第39章 chapter“宋小姐現在可以……

chapter41 “宋小姐現在可以……

宋湜也坐在沙發上, 祝京南半跪在她身前,牽着她的手,這樣的動作有點像在求婚。

她回國之後肯定不會長期住在北京, 沒有必要另外準備一套婚房,但她将下意識的否認憋住了。

她舔了舔幹燥的唇畔, 看着他說:“好。”

祝京南站起來, 俯身,認真地吻她的唇。

他的吻總是濃烈, 又點到即止。

宋湜也仰起頭, 眼睛自然蒙上一層玲珑的霧氣,他撫過她的眼尾,沒有再向她索取什麽。

他們的關系始終這樣, 他從來不在接吻之外再向她索要任何感情, 一直這樣不冷不熱, 不痛不癢, 不會有矛盾,也不會有太深的情或愛,結婚這半年來看似有進展, 但永遠差那麽一點。
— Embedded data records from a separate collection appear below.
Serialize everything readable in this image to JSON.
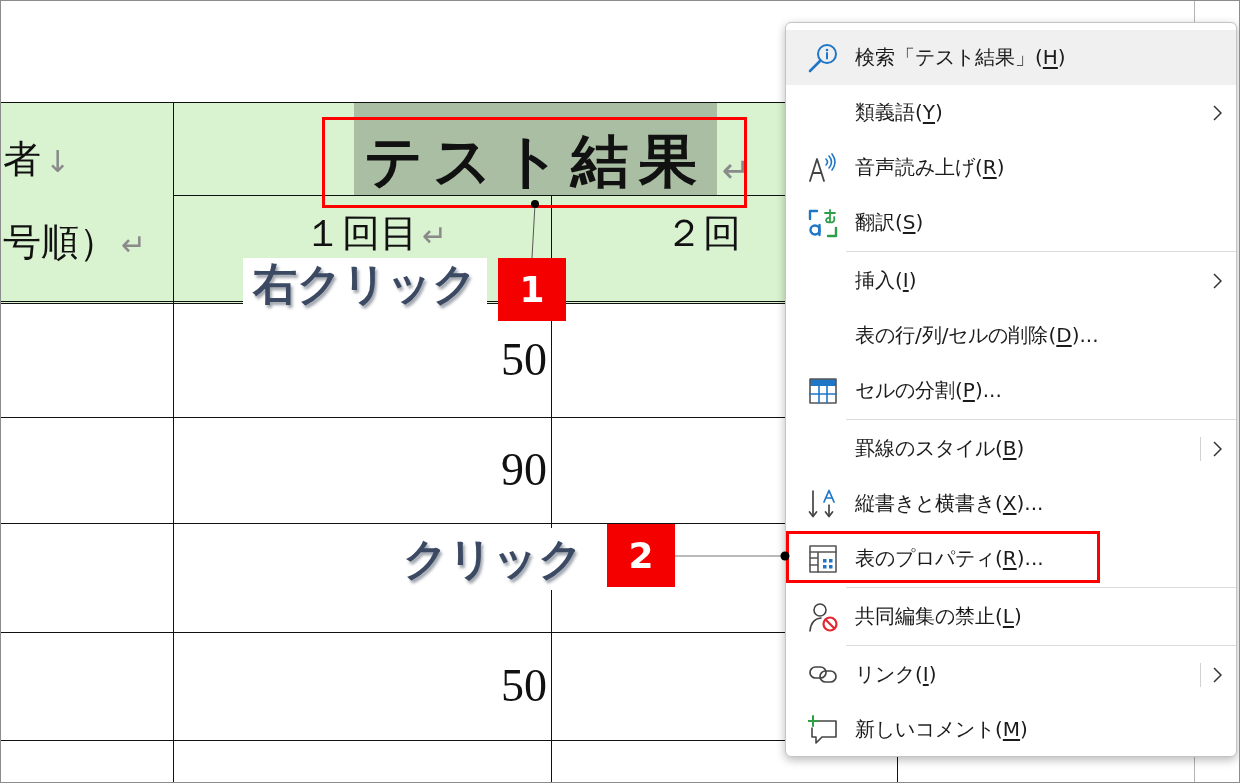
{
  "table": {
    "corner_header": {
      "lines": [
        {
          "text": "者",
          "mark": "↓"
        },
        {
          "text": "号順）",
          "mark": "↵"
        }
      ]
    },
    "group_header": {
      "text": "テスト結果",
      "mark": "↵",
      "highlighted": true
    },
    "sub_headers": [
      {
        "text": "１回目",
        "mark": "↵"
      },
      {
        "text": "２回"
      }
    ],
    "rows": [
      {
        "column_2": "50"
      },
      {
        "column_2": "90"
      },
      {},
      {
        "column_2": "50"
      },
      {}
    ]
  },
  "context_menu": {
    "groups": [
      {
        "items": [
          {
            "label": "検索「テスト結果」(",
            "access_key": "H",
            "after": ")",
            "highlighted": true,
            "submenu": false,
            "split": false,
            "framed": false
          },
          {
            "label": "類義語(",
            "access_key": "Y",
            "after": ")",
            "highlighted": false,
            "submenu": true,
            "split": false,
            "framed": false
          },
          {
            "label": "音声読み上げ(",
            "access_key": "R",
            "after": ")",
            "highlighted": false,
            "submenu": false,
            "split": false,
            "framed": false
          },
          {
            "label": "翻訳(",
            "access_key": "S",
            "after": ")",
            "highlighted": false,
            "submenu": false,
            "split": false,
            "framed": false
          }
        ]
      },
      {
        "items": [
          {
            "label": "挿入(",
            "access_key": "I",
            "after": ")",
            "highlighted": false,
            "submenu": true,
            "split": false,
            "framed": false
          },
          {
            "label": "表の行/列/セルの削除(",
            "access_key": "D",
            "after": ")...",
            "highlighted": false,
            "submenu": false,
            "split": false,
            "framed": false
          },
          {
            "label": "セルの分割(",
            "access_key": "P",
            "after": ")...",
            "highlighted": false,
            "submenu": false,
            "split": false,
            "framed": false
          }
        ]
      },
      {
        "items": [
          {
            "label": "罫線のスタイル(",
            "access_key": "B",
            "after": ")",
            "highlighted": false,
            "submenu": true,
            "split": true,
            "framed": false
          },
          {
            "label": "縦書きと横書き(",
            "access_key": "X",
            "after": ")...",
            "highlighted": false,
            "submenu": false,
            "split": false,
            "framed": false
          },
          {
            "label": "表のプロパティ(",
            "access_key": "R",
            "after": ")...",
            "highlighted": false,
            "submenu": false,
            "split": false,
            "framed": true
          }
        ]
      },
      {
        "items": [
          {
            "label": "共同編集の禁止(",
            "access_key": "L",
            "after": ")",
            "highlighted": false,
            "submenu": false,
            "split": false,
            "framed": false
          }
        ]
      },
      {
        "items": [
          {
            "label": "リンク(",
            "access_key": "I",
            "after": ")",
            "highlighted": false,
            "submenu": true,
            "split": true,
            "framed": false
          },
          {
            "label": "新しいコメント(",
            "access_key": "M",
            "after": ")",
            "highlighted": false,
            "submenu": false,
            "split": false,
            "framed": false
          }
        ]
      }
    ]
  },
  "annotations": [
    {
      "number": "1",
      "label": "右クリック"
    },
    {
      "number": "2",
      "label": "クリック"
    }
  ]
}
宋湜也知道事在人為,也許祝京南對于愛上她這件事已經很努力了, 只是效果微乎其微, 怪不得任何人。

她沒打算讓他睡沙發,洗完澡以後自己上了床, 聽見套內的浴室傳來淅淅瀝瀝的水聲。

宋湜也回憶,她見過祝京南沒穿上衣的樣子,第一次是十七歲。

那是個意外。

她去找他玩的時候,祝京南剛好在換衣服, 她不過瞥了一眼就尖叫着跑開,只是忍不住事後回味而已。

他的腹肌線條就像是照着那些藝術雕塑上的紋路而生的。

第二次是他上次來倫敦,他準備換身衣服出門。

宋湜也自覺地說:“那我先出去了。”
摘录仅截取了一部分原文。